La sortie au cinéma de "Le Hobbit, un voyage inattendu" est l'occasion de se repencher sur l’œuvre de Tolkien. Contrepoints vous en propose une lecture libérale.
Par Wenceslas Balyre.
Note préalable de l’auteur : cet article spoile les grandes lignes de l’ouvrage de Tolkien.
J.R.R Tolkien, l’auteur du Seigneur des Anneaux, n’aimait guère que l’on cherche à établir des interprétation de son œuvre ; à l’époque où elle fut publiée, au mitan des années 1950, il était tentant de voir dans l’opposition des Peuples Libres, vivant à l’Ouest, contre le diabolique Mordor de l’Est allié aux Orientaux et aux Suderons, une allégorie de la Guerre Froide opposant le monde démocratique capitaliste occidental à un Empire soviétique qui risquait d’être le grand gagnant du processus de décolonisation, avec l’apparition de la Chine maoïste et des socialismes arabes.
On sait qu’un auteur, même sans s’en rendre compte, est nécessairement influencé par son environnement. Tolkien n’a sans doute pas échappé à cette règle : ce n’est certainement pas un hasard si Bilbo le Hobbit, publié en 1937, fut moins sombre que le Seigneur des Anneaux, marqué par les souvenirs apocalyptiques de la Seconde guerre mondiale. En revanche Tolkien réfuta catégoriquement l’idée selon laquelle la guerre de l’Anneau fût une allégorie de cette Seconde guerre mondiale.
Ce qui fait problème, dans ces diverses interprétations qui ont été soulevées, c’est l’élément pourtant central de ce monument d’heroic fantasy : l’Anneau. L’Anneau de pouvoir, redoutable, maléfique.
Bien que l’on dise Tolkien influencé par les diverses mythologies nordiques, la légende tolkienienne de l’Anneau est totalement originale sur un point : la quête de l’Anneau est une anti-quête : il ne s’agit pas, contrairement à ce genre d’histoires, de trouver et de s’emparer d’un objet magique pour s’en servir d’arme miracle contre le mal, mais au contraire d’un objet que les héros connaissent dès le début et qu’il s’agit de détruire pour sauver le monde.
Et pourquoi le détruire ?
L’Anneau a des caractéristiques assez mystérieuses. Dans l’œuvre de Tolkien il rend invisible, mais ce n’est finalement qu’accessoire. Ce qui le caractérise, en réalité, c’est qu’il donne le pouvoir suprême. Celui qui l’a peut se rendre maître du monde. Tolkien n’explique pas comment, c’est seulement ce que l’on comprend à son sujet.

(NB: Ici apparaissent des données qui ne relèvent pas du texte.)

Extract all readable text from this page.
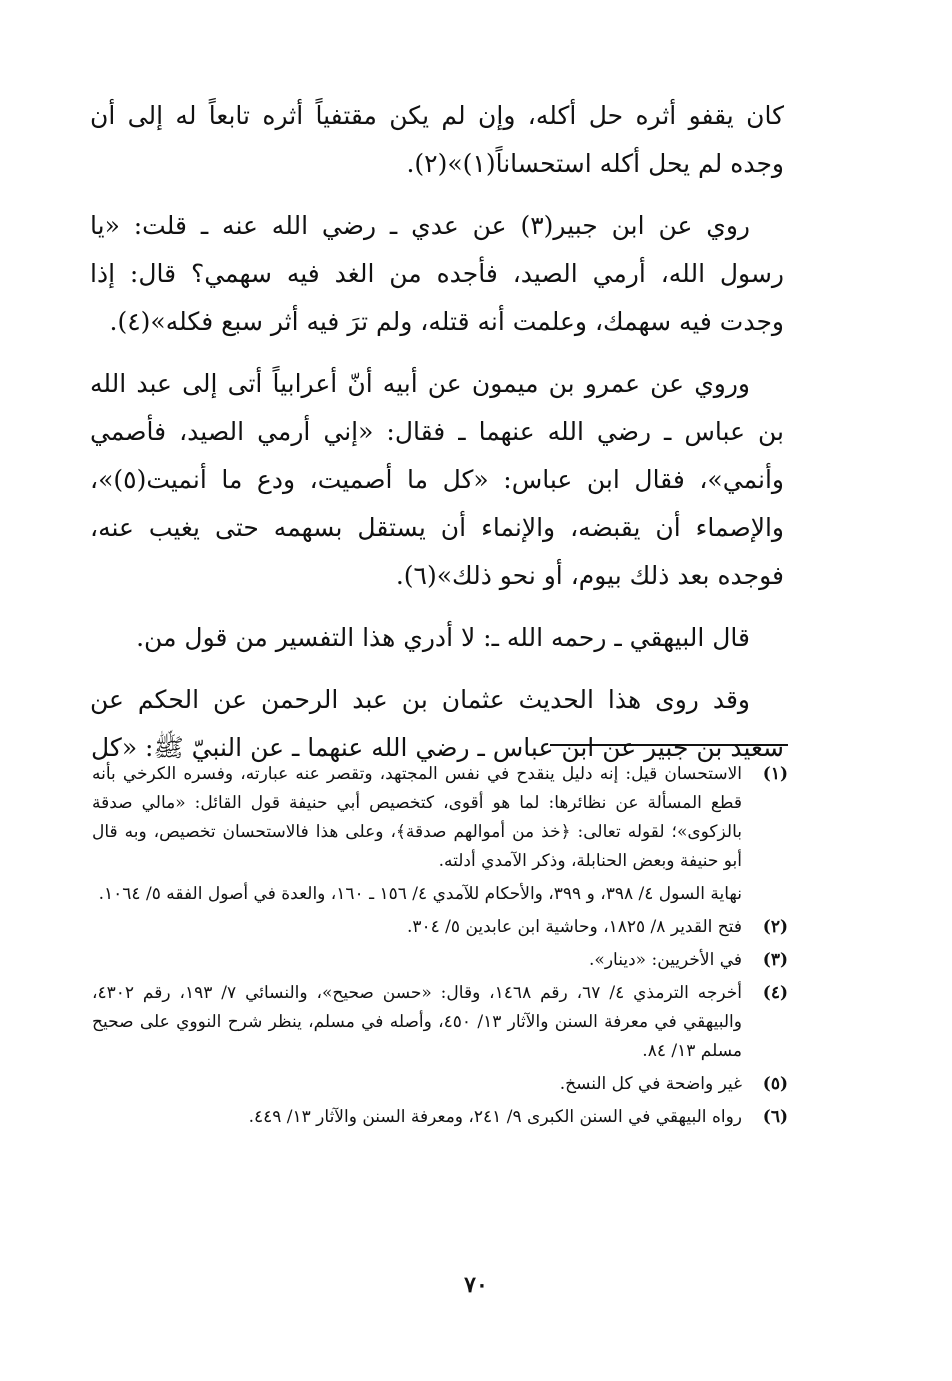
كان يقفو أثره حل أكله، وإن لم يكن مقتفياً أثره تابعاً له إلى أن وجده لم يحل أكله استحساناً(١)»(٢).

روي عن ابن جبير(٣) عن عدي ـ رضي الله عنه ـ قلت: «يا رسول الله، أرمي الصيد، فأجده من الغد فيه سهمي؟ قال: إذا وجدت فيه سهمك، وعلمت أنه قتله، ولم ترَ فيه أثر سبع فكله»(٤).

وروي عن عمرو بن ميمون عن أبيه أنّ أعرابياً أتى إلى عبد الله بن عباس ـ رضي الله عنهما ـ فقال: «إني أرمي الصيد، فأصمي وأنمي»، فقال ابن عباس: «كل ما أصميت، ودع ما أنميت(٥)»، والإصماء أن يقبضه، والإنماء أن يستقل بسهمه حتى يغيب عنه، فوجده بعد ذلك بيوم، أو نحو ذلك»(٦).

قال البيهقي ـ رحمه الله ـ: لا أدري هذا التفسير من قول من.

وقد روى هذا الحديث عثمان بن عبد الرحمن عن الحكم عن سعيد بن جبير عن ابن عباس ـ رضي الله عنهما ـ عن النبيّ ﷺ: «كل

(١)
الاستحسان قيل: إنه دليل ينقدح في نفس المجتهد، وتقصر عنه عبارته، وفسره الكرخي بأنه قطع المسألة عن نظائرها: لما هو أقوى، كتخصيص أبي حنيفة قول القائل: «مالي صدقة بالزكوى»؛ لقوله تعالى: ﴿خذ من أموالهم صدقة﴾، وعلى هذا فالاستحسان تخصيص، وبه قال أبو حنيفة وبعض الحنابلة، وذكر الآمدي أدلته.
نهاية السول ٤/ ٣٩٨، و ٣٩٩، والأحكام للآمدي ٤/ ١٥٦ ـ ١٦٠، والعدة في أصول الفقه ٥/ ١٠٦٤.
(٢)
فتح القدير ٨/ ١٨٢٥، وحاشية ابن عابدين ٥/ ٣٠٤.
(٣)
في الأخريين: «دينار».
(٤)
أخرجه الترمذي ٤/ ٦٧، رقم ١٤٦٨، وقال: «حسن صحيح»، والنسائي ٧/ ١٩٣، رقم ٤٣٠٢، والبيهقي في معرفة السنن والآثار ١٣/ ٤٥٠، وأصله في مسلم، ينظر شرح النووي على صحيح مسلم ١٣/ ٨٤.
(٥)
غير واضحة في كل النسخ.
(٦)
رواه البيهقي في السنن الكبرى ٩/ ٢٤١، ومعرفة السنن والآثار ١٣/ ٤٤٩.
٧٠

Cet Anneau, c’est donc le Pouvoir. En tant que tel, il est extrêmement séduisant pour tout individu, même généreux et vertueux. Gandalf, le sage magicien, qui est l’un des principaux « gentils » du roman, et qui a l’idée du plan pour le détruire, refuse lui-même de s’en charger par peur de succomber à la tentation d’en user.
Dans le Seigneur des Anneaux, on trouve tout un tas de personnages divers et variés qui désirent ou ont peur de désirer l’Anneau. Un seul lui est indifférent : Tom Bombadil, qui représente la Nature, j’y reviendrai.
Tous, donc, convoitent ou sont tentés par l’Anneau : savants, princes, intendants, soldats. Et seule sa destruction doit les délivrer de cette tentation et anéantir la menace de la réduction du monde en esclavage ; sachant qu’il est bien expliqué que qui que ce soit qui s’emparerait de l’Anneau, le sage Gandalf, l’orgueilleux Saroumane, la douce Galadriel ou le diabolique Sauron, le résultat serait le même, l’usage de l’Anneau changeant les meilleures intentions en monstruosités.
Tolkien insiste lourdement sur ce point : il ne peut rien sortir de bon de l’usage de l’Anneau. Chercher à s’en servir pour lutter contre le mal ne ferait que le remplacer par un autre mal tout aussi terrible ; c’est pourquoi il ne faut surtout pas s’en servir, mais le détruire. C’est l’unique salut de l’humanité.
Les lecteurs auront sans doute déjà compris où nous voulons en venir, le message étant limpide : l’Anneau, c’est bel et bien le Pouvoir, l’État. Cet État dont la puissance le rend désirable par tous : réactionnaires, conservateurs, progressistes, révolutionnaires, hommes soucieux du bien de l’humanité ou seulement de leur propre ambition, intellectuels ou brutes, hommes pieux ou impies, vertueux ou vicieux, et qui dans la main de n’importe lequel d’entre eux amène au même résultat : conduire le monde à la servitude universelle. Le seul à ne pas être tenté par l’État, à n’en avoir aucun besoin, c’est encore ici Tom Bombadil, c’est-à-dire, pour le coup, le Droit naturel, qui n’a pas besoin d’État et d’une législation positiviste.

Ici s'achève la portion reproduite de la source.